I think I started playing it when I read simplegeometry’s comment you linked in your shortform.
It seems to be gaining a lot of ground by exploiting my poor openings. Maybe one strategy would be to memorise a specialised opening much deeper than usual? That could be enough. But it’d feel like cheating to me if I used an engine to find that opening. It’d also feel like cheating because it’s exploiting Leela’s lack of memory of past games. It’d be easy to modify it to deliberately play diverse games when playing against the same person.
Would you consider it cheating to observe a bunch of games between Leela and Stockfish, at every move predicting a probability distribution over what move you think Stockfish will play? That might give you an intuition for whether Leela is working by exploiting a few known blind spots (in which case you would generally make accurate predictions about what Stockfish would do, except for a few specific moves), or whether Leela is just out-executing you by a little bit per move (which would look like just being bad at predicting what Stockfish would do in the general case.
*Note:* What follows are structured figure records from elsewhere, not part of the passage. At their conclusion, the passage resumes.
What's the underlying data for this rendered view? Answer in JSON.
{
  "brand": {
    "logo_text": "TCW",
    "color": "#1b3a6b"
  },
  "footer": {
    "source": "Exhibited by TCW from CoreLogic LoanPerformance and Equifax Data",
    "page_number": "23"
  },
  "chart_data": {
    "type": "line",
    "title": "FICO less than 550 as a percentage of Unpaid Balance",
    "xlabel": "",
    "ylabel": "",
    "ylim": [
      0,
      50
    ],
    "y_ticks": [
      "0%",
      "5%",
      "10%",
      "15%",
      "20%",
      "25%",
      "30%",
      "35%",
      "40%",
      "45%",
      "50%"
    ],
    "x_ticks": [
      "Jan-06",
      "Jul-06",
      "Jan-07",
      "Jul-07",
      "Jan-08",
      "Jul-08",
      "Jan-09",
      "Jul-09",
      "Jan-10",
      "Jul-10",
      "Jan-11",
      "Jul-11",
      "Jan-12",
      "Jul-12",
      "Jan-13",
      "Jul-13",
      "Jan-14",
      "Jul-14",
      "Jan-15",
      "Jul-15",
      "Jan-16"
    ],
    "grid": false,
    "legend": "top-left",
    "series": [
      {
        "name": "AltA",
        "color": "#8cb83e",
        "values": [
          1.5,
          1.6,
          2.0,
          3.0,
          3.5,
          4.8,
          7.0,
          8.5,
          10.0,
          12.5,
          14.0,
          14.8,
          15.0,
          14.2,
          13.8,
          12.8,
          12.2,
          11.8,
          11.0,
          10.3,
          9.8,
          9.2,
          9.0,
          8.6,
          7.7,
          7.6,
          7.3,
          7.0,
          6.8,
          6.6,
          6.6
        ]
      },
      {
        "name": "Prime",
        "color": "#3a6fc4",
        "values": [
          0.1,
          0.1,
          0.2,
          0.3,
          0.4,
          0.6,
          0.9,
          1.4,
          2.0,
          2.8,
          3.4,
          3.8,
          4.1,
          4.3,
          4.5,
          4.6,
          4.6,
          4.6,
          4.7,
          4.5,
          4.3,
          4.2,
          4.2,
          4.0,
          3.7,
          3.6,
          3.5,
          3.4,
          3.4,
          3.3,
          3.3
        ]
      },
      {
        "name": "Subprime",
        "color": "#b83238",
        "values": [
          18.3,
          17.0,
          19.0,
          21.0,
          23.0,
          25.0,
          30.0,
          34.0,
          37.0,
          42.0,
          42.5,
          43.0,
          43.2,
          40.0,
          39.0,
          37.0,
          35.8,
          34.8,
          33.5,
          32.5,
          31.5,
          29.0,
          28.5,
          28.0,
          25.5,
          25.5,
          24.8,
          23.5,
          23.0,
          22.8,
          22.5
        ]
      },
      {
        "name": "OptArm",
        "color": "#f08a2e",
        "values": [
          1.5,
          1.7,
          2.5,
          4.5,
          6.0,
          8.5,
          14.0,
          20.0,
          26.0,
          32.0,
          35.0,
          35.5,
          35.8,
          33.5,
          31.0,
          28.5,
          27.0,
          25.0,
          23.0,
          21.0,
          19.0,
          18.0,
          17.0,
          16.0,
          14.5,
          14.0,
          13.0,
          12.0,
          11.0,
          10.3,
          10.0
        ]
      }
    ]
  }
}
I don’t think that’d help a lot. I just looked back at several computer analyses, and the (stockfish) evaluation of the games all look like this:
This makes me think that Leela is pushing me into a complex position and then letting me blunder. I’d guess that looking at optimal moves in these complex positions would be good training, but probably wouldn’t have easy to learn patterns.
Oh, interesting! I didn’t expect to see a mix of games decided by many small blunders and games decided by a few big blunders.
I actually do suspect that there are learnable patterns in these complex positions, but I’m basing that off my experiences with a different game (hex, where my Elo is ~1800) where “the game is usually decided by a single blunder and recognizing blunder-prone situations is key to getting better” is perhaps more strongly true than of chess.
Yeah I didn’t expect that either, I expected earlier losses (although in retrospect that wouldn’t make sense, because stockfish is capable of recovering from bad starting positions if it’s up a queen).
Intuitively, over all the games I played, each loss felt different (except for the substantial fraction that were just silly blunders). I think if I learned to recognise blunders in the complex positions I would just become a better player in general, rather than just against LeelaQueenOdds.
Just tried hex, that’s fun.
Maybe I can’t :] but it is beatable by top humans. I bet I could win against a god with queen + knight odds.
My actual point was not about the specific configuration, but rather the general claim that what is important is how balanced the game you play is, and that you can beat an infinitely intelligent being in sufficiently unbalanced games.
Everyone agrees that sufficiently unbalanced games can allow a human to beat a god. This isn’t a very useful fact, since it’s difficult to intuit how unbalanced the game needs to be.
If you can win against a god with queen+knight odds you’ll have no trouble reliably beating Leela with the same odds. I’d bet you can’t win more than 6 out of 10? $20?